When confronted by deputies on Thursday night about inconsistencies in the evidence, Dolin, who is from Julian, West Virginia, confessed to having shot himself in the arm with a small-caliber handgun and fabricating the tale of being shot by a stranger.
A felony assault charge against Danielson was subsequently dropped, the sheriff said.

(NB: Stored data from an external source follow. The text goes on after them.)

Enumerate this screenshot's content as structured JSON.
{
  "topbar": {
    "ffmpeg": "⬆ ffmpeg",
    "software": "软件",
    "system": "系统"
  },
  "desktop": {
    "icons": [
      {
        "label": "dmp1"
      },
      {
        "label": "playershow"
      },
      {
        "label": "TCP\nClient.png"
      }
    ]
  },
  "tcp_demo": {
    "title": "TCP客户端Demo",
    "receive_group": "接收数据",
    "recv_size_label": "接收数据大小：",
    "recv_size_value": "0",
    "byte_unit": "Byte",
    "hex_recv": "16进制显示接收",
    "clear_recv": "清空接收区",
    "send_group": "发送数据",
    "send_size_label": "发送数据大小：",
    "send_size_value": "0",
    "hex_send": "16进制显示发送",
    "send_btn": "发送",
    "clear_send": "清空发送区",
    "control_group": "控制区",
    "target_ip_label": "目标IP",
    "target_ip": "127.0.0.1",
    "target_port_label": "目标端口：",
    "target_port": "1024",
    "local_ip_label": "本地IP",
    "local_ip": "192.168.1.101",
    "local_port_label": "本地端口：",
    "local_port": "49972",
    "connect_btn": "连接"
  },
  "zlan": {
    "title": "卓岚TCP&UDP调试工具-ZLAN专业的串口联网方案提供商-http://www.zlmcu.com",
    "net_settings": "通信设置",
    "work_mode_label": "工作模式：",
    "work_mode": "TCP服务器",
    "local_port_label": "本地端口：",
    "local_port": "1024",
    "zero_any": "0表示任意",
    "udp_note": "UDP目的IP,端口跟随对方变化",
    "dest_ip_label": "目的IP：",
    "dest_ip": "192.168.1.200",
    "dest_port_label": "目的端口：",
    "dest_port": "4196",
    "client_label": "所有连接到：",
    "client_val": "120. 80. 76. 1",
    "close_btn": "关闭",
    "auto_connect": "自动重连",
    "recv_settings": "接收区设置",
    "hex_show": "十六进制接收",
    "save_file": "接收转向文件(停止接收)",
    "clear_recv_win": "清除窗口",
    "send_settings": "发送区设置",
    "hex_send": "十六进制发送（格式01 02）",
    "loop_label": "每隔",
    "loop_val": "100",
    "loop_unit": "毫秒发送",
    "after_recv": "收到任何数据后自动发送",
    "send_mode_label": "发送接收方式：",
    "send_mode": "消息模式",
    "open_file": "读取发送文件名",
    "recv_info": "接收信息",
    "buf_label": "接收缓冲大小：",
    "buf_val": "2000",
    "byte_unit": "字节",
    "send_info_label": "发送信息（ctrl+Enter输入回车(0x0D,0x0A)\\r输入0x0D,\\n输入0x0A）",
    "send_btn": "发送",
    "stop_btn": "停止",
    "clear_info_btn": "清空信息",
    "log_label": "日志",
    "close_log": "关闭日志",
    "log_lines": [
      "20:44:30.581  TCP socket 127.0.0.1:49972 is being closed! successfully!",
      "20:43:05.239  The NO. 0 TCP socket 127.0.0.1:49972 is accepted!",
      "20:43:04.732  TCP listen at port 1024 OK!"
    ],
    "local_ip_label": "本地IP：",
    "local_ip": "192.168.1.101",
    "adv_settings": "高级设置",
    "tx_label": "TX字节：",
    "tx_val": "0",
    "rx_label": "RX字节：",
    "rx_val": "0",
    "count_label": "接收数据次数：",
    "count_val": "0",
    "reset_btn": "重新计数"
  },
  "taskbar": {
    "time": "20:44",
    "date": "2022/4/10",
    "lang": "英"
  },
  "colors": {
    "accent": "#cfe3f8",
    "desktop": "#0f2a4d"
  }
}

Prosecutors are evaluating whether Dolin violated a Montana law against submitting false information to law enforcement officers and tampering with evidence, Meier said.
Dolin's motivations were not immediately clear, Meier said. What was certain, he said, is that the freelance photographer sought attention.
"If you wanted to remain incognito, you wouldn't shoot yourself in the arm, holler and scream and make up stories," the sheriff told Reuters.
Meier said Dolin knew a suspect had been arrested but did not admit the hoax until pressed by investigators.
The Montana hospital where Dolin was undergoing treatment for the arm injury said he was not accepting telephone calls.
His father, Melvin Dolin, told Reuters that he did not believe his son inflicted the gunshot wound to promote the planned book.
"The purpose of the trip was to talk to people, get their ideas, take pictures," he said. "He just felt like he was at the end of the road, I'm sure of that. But God preserved him for some reason and I'm grateful."